The Meat Cake Bible
Dame Darcy’s world is not our own, and yet it seems so damn familiar–a bizarre, surreal landscape where she rules supreme, simultaneously being a Victorian-inspired mermaid, witch, and damsel. She established this world via the many illustrated stories featured in her zine, Meat Cake, which ran for seventeen issues over fifteen years. Fantagraphics has compiled all of the series in The Meat Cake Bible, a gorgeously designed hardcover book that serves as a portal to this world.

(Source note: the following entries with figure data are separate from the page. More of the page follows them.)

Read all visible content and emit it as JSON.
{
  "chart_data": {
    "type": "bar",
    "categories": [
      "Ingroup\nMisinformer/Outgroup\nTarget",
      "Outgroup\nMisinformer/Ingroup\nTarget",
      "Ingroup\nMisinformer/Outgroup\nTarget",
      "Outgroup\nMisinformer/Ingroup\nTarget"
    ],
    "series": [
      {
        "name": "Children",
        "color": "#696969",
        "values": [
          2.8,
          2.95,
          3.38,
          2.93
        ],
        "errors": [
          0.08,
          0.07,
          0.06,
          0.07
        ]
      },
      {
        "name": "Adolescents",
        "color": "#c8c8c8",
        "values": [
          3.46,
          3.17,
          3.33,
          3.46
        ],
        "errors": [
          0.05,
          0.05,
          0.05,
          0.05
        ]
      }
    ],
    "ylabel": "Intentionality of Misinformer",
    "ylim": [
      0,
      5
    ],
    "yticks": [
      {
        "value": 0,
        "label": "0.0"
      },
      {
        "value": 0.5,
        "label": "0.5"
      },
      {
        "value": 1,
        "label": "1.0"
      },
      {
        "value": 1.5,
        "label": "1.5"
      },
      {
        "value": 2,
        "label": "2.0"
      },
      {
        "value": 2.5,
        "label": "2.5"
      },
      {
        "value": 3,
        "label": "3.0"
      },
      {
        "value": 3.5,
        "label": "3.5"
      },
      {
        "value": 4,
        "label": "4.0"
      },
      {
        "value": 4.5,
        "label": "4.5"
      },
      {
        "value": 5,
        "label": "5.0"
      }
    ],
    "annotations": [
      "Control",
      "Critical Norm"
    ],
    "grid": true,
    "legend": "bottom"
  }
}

The world of Meat Cake is not one that can be fully digested in one sitting, nor can it be easily described in a review. Though a fan of the series, it wasn’t until this collection came along that I realized just how dense and intense the trip into Darcy’s world can be. It’s one full of all sorts of interesting characters, such as the Pig Latin-speaking pig (reminiscent of the Halas and Batchelor Animal Farm adaptation), Stregapez, a woman who speaks via Pez-like tablets that issue forth from her throat, Friend The Girl, and a narcissistic shellfish named Scampi. Along the way one also finds men with evil intent, damsels in distress, ingenues with secrets, orphans, and lots and lots of dark corners of the world.

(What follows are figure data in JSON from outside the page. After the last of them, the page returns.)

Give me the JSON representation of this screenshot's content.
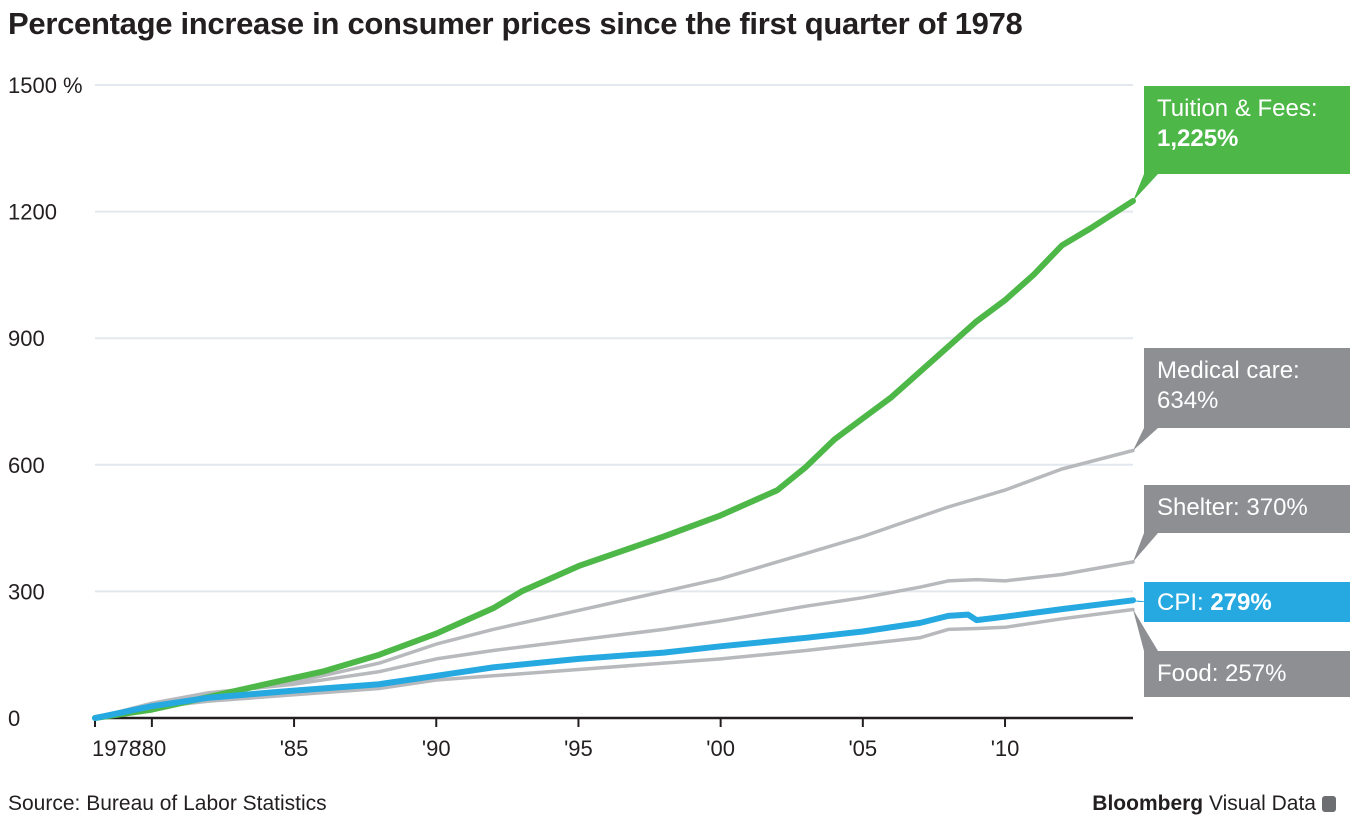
{
  "header": {
    "title": "Percentage increase in consumer prices since the first quarter of 1978"
  },
  "footer": {
    "source": "Source: Bureau of Labor Statistics",
    "brand_strong": "Bloomberg",
    "brand_rest": " Visual Data"
  },
  "colors": {
    "tuition": "#4db848",
    "cpi": "#26a9e0",
    "gray_series": "#b7b9bc",
    "callout_gray": "#8d8f92",
    "axis": "#231f20",
    "grid": "#e3e8ee"
  },
  "callouts": {
    "tuition": {
      "label": "Tuition & Fees:",
      "value": "1,225%"
    },
    "medical": {
      "label": "Medical care:",
      "value": "634%"
    },
    "shelter": {
      "label": "Shelter: ",
      "value": "370%"
    },
    "cpi": {
      "label": "CPI: ",
      "value": "279%"
    },
    "food": {
      "label": "Food: ",
      "value": "257%"
    }
  },
  "chart_data": {
    "type": "line",
    "title": "Percentage increase in consumer prices since the first quarter of 1978",
    "xlabel": "",
    "ylabel": "",
    "xlim": [
      1978,
      2014.5
    ],
    "ylim": [
      0,
      1500
    ],
    "grid": "horizontal",
    "x_ticks": [
      1978,
      1980,
      1985,
      1990,
      1995,
      2000,
      2005,
      2010
    ],
    "x_tick_labels": [
      "1978",
      "'80",
      "'85",
      "'90",
      "'95",
      "'00",
      "'05",
      "'10"
    ],
    "y_ticks": [
      0,
      300,
      600,
      900,
      1200,
      1500
    ],
    "y_tick_labels": [
      "0",
      "300",
      "600",
      "900",
      "1200",
      "1500 %"
    ],
    "series": [
      {
        "name": "Tuition & Fees",
        "color": "#4db848",
        "x": [
          1978,
          1980,
          1982,
          1984,
          1986,
          1988,
          1990,
          1991,
          1992,
          1993,
          1995,
          1998,
          2000,
          2002,
          2003,
          2004,
          2005,
          2006,
          2007,
          2008,
          2009,
          2010,
          2011,
          2012,
          2013,
          2014.5
        ],
        "y": [
          0,
          20,
          50,
          80,
          110,
          150,
          200,
          230,
          260,
          300,
          360,
          430,
          480,
          540,
          595,
          660,
          710,
          760,
          820,
          880,
          940,
          990,
          1050,
          1120,
          1160,
          1225
        ]
      },
      {
        "name": "Medical care",
        "color": "#b7b9bc",
        "x": [
          1978,
          1980,
          1982,
          1985,
          1988,
          1990,
          1992,
          1995,
          1998,
          2000,
          2003,
          2005,
          2008,
          2010,
          2012,
          2014.5
        ],
        "y": [
          0,
          30,
          55,
          85,
          130,
          175,
          210,
          255,
          300,
          330,
          390,
          430,
          500,
          540,
          590,
          634
        ]
      },
      {
        "name": "Shelter",
        "color": "#b7b9bc",
        "x": [
          1978,
          1980,
          1982,
          1985,
          1988,
          1990,
          1992,
          1995,
          1998,
          2000,
          2003,
          2005,
          2007,
          2008,
          2009,
          2010,
          2012,
          2014.5
        ],
        "y": [
          0,
          35,
          60,
          80,
          110,
          140,
          160,
          185,
          210,
          230,
          265,
          285,
          310,
          325,
          328,
          325,
          340,
          370
        ]
      },
      {
        "name": "CPI",
        "color": "#26a9e0",
        "x": [
          1978,
          1980,
          1982,
          1985,
          1988,
          1990,
          1992,
          1995,
          1998,
          2000,
          2003,
          2005,
          2007,
          2008,
          2008.7,
          2009,
          2010,
          2012,
          2014.5
        ],
        "y": [
          0,
          28,
          48,
          65,
          80,
          100,
          120,
          140,
          155,
          170,
          190,
          205,
          225,
          242,
          245,
          232,
          240,
          258,
          279
        ]
      },
      {
        "name": "Food",
        "color": "#b7b9bc",
        "x": [
          1978,
          1980,
          1982,
          1985,
          1988,
          1990,
          1992,
          1995,
          1998,
          2000,
          2003,
          2005,
          2007,
          2008,
          2009,
          2010,
          2012,
          2014.5
        ],
        "y": [
          0,
          25,
          40,
          55,
          70,
          90,
          100,
          115,
          130,
          140,
          160,
          175,
          190,
          210,
          212,
          215,
          235,
          257
        ]
      }
    ]
  }
}
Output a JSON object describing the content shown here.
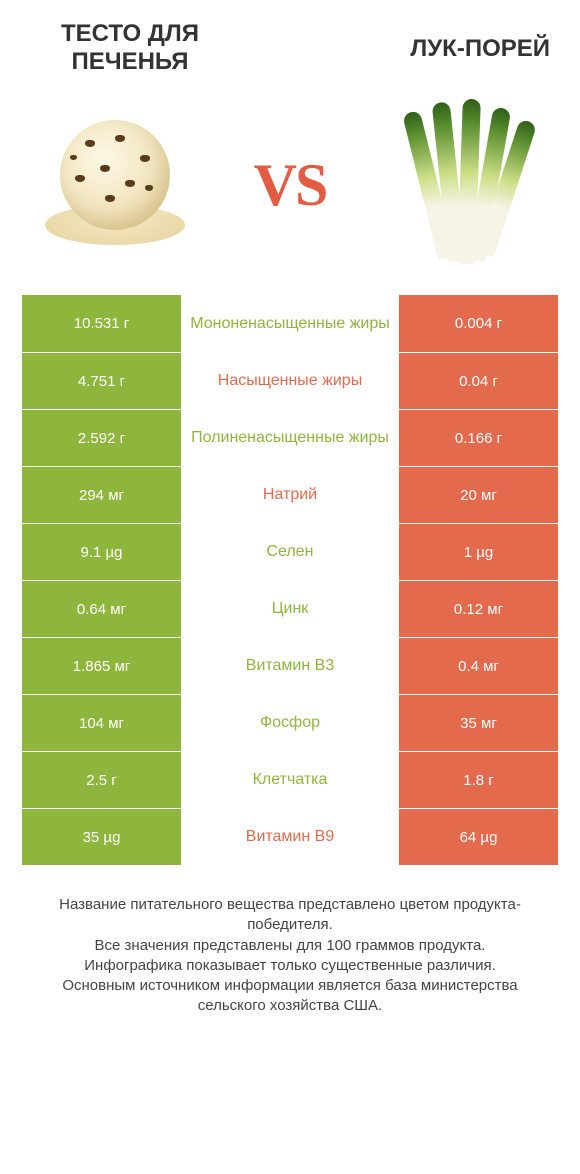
{
  "colors": {
    "green": "#8fb63c",
    "orange": "#e46a4e",
    "text": "#333333",
    "bg": "#ffffff"
  },
  "header": {
    "left_title": "ТЕСТО ДЛЯ ПЕЧЕНЬЯ",
    "right_title": "ЛУК-ПОРЕЙ",
    "vs_label": "VS"
  },
  "table": {
    "left_color": "#8fb63c",
    "right_color": "#e46a4e",
    "rows": [
      {
        "label": "Мононенасыщенные жиры",
        "left": "10.531 г",
        "right": "0.004 г",
        "winner": "left"
      },
      {
        "label": "Насыщенные жиры",
        "left": "4.751 г",
        "right": "0.04 г",
        "winner": "right"
      },
      {
        "label": "Полиненасыщенные жиры",
        "left": "2.592 г",
        "right": "0.166 г",
        "winner": "left"
      },
      {
        "label": "Натрий",
        "left": "294 мг",
        "right": "20 мг",
        "winner": "right"
      },
      {
        "label": "Селен",
        "left": "9.1 µg",
        "right": "1 µg",
        "winner": "left"
      },
      {
        "label": "Цинк",
        "left": "0.64 мг",
        "right": "0.12 мг",
        "winner": "left"
      },
      {
        "label": "Витамин B3",
        "left": "1.865 мг",
        "right": "0.4 мг",
        "winner": "left"
      },
      {
        "label": "Фосфор",
        "left": "104 мг",
        "right": "35 мг",
        "winner": "left"
      },
      {
        "label": "Клетчатка",
        "left": "2.5 г",
        "right": "1.8 г",
        "winner": "left"
      },
      {
        "label": "Витамин B9",
        "left": "35 µg",
        "right": "64 µg",
        "winner": "right"
      }
    ]
  },
  "footer": {
    "line1": "Название питательного вещества представлено цветом продукта-победителя.",
    "line2": "Все значения представлены для 100 граммов продукта.",
    "line3": "Инфографика показывает только существенные различия.",
    "line4": "Основным источником информации является база министерства сельского хозяйства США."
  }
}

Melodrama—always a feature of Gothic writing—is par for the course, and Darcy’s illustrative style is wonderfully melodramatic. She achieves this not just from the plots of her stories, but also from drawings that often seem cluttered, cramped, and too compact to read. For those not familiar with her work, it can seem quite off-putting and difficult. As the series developed, her style became cleaner, but the more clear style never came at the expense of her storytelling; the later stories are just as intense as her earliest, if not more so.

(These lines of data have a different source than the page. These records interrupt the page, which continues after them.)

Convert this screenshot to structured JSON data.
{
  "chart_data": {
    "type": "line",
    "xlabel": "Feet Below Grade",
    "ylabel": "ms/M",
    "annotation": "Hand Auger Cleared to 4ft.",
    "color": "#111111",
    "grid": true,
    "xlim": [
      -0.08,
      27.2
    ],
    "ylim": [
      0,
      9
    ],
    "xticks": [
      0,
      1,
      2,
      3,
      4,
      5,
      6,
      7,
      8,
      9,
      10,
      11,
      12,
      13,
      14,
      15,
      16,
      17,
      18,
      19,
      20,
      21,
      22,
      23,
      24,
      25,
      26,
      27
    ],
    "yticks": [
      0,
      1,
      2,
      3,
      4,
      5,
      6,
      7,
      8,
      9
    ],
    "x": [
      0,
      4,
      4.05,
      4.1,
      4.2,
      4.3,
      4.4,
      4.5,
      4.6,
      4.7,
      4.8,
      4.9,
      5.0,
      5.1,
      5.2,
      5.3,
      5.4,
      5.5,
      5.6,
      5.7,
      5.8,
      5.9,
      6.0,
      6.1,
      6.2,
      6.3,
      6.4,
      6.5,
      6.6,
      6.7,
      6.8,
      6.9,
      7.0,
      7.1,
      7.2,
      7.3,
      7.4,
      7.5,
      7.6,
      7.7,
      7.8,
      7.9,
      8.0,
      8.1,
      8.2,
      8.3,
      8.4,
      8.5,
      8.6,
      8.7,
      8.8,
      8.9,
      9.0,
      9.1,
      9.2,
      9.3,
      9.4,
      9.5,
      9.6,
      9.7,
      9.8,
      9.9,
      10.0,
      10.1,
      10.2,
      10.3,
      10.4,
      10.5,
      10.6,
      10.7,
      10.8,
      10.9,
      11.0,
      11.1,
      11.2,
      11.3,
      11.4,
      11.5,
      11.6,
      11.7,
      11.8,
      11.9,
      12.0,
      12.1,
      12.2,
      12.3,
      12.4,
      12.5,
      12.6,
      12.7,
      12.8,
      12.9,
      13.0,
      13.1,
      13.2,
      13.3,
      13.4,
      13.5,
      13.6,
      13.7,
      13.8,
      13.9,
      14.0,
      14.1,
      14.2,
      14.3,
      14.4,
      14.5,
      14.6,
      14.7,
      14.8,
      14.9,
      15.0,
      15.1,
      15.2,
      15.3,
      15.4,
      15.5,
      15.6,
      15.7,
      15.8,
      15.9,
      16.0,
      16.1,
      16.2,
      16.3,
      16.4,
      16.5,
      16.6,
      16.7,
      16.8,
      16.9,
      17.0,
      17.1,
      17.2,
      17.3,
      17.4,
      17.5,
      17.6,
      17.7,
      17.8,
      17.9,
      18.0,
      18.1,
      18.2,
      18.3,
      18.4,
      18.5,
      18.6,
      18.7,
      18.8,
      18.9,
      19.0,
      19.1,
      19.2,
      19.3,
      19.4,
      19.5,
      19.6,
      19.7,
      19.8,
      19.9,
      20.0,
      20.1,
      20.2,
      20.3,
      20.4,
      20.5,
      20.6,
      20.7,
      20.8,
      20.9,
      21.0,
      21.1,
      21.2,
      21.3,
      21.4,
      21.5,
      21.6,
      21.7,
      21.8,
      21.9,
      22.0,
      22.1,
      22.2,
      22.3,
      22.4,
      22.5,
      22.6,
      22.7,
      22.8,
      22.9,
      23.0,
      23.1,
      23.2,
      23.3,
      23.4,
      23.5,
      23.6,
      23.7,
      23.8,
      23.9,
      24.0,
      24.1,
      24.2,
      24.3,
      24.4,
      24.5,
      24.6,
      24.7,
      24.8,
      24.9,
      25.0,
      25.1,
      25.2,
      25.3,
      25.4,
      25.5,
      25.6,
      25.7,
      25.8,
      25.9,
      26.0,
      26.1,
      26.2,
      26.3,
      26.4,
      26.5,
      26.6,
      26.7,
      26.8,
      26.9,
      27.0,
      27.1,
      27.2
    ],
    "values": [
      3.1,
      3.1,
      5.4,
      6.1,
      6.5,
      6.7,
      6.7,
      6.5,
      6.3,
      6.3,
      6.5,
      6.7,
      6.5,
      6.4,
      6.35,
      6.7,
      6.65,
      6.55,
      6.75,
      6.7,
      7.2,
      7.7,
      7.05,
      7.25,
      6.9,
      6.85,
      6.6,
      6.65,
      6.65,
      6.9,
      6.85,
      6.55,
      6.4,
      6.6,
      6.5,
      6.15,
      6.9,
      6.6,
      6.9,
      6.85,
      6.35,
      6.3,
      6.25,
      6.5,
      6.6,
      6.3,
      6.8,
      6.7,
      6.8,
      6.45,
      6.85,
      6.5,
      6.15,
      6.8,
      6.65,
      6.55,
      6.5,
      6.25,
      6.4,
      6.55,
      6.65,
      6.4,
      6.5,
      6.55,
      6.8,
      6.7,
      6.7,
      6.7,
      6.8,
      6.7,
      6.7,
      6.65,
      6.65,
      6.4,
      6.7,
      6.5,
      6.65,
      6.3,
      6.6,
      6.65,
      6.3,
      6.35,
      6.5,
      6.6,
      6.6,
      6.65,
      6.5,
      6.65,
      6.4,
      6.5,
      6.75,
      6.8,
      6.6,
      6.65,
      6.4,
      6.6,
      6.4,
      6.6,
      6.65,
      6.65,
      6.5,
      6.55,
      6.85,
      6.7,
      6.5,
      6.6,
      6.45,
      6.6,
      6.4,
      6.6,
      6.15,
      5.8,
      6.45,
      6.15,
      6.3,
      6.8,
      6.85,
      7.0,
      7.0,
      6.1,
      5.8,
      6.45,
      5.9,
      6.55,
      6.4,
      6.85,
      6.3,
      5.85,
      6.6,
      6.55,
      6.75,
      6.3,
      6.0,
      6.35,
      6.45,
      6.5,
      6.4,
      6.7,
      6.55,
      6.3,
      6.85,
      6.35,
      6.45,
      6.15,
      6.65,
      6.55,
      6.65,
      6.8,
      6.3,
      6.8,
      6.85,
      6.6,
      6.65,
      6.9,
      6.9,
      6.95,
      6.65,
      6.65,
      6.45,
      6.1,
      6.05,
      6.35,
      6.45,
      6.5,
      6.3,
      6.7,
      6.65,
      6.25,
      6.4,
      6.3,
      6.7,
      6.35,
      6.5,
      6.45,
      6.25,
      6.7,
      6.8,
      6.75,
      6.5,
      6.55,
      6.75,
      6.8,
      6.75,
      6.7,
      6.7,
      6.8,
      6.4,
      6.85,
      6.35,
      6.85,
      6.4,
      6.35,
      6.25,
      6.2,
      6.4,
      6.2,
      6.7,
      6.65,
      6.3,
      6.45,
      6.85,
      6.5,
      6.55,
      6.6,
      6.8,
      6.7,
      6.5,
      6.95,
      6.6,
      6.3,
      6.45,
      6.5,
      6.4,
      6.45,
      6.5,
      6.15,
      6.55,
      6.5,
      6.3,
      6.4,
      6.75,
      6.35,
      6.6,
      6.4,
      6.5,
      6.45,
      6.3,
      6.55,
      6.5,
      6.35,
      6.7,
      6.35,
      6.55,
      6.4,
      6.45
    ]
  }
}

Although a fantasy land, there’s something intensely personal and attractive about the world of Meat Cake, characteristics that makes Dame Darcy’s stories quite palpable. Moments of levity, such as when she offers up a test to see if your doll is possessed, or the story of her double-egg yolk spell, are lighter moments, but tempered with the heavier fare, makes it all feel quite real. Personal touches, such as her movie reviews and tour diaries, as well as interpretation of classic stories and bluegrass songs, help to tether Meat Cake back to the tangible world we inhabit, while firmly establishing Darcy within the annals of the literature Meat Cake admires. Thus, one walks away feeling as if they’ve experienced something quite anachronistic—and Meat Cake most certainly is an anachronism.
Meat Cake isn’t for everyone; it is complex, sophisticated literature that quickly established itself as demanding patience of its readers, yet rewarding for those who could appreciate and keep up with Dame Darcy’s style. As the Meat Cake world ages, it rewards the reader with a land that is truly unique and compelling, and though Darcy shut the doors to Meat Cake, this collection of curiosities satisfies and intrigues the reader; even after twenty years, I still find myself attracted and confounded by Darcy’s strange, bizarre, and compelling weird world.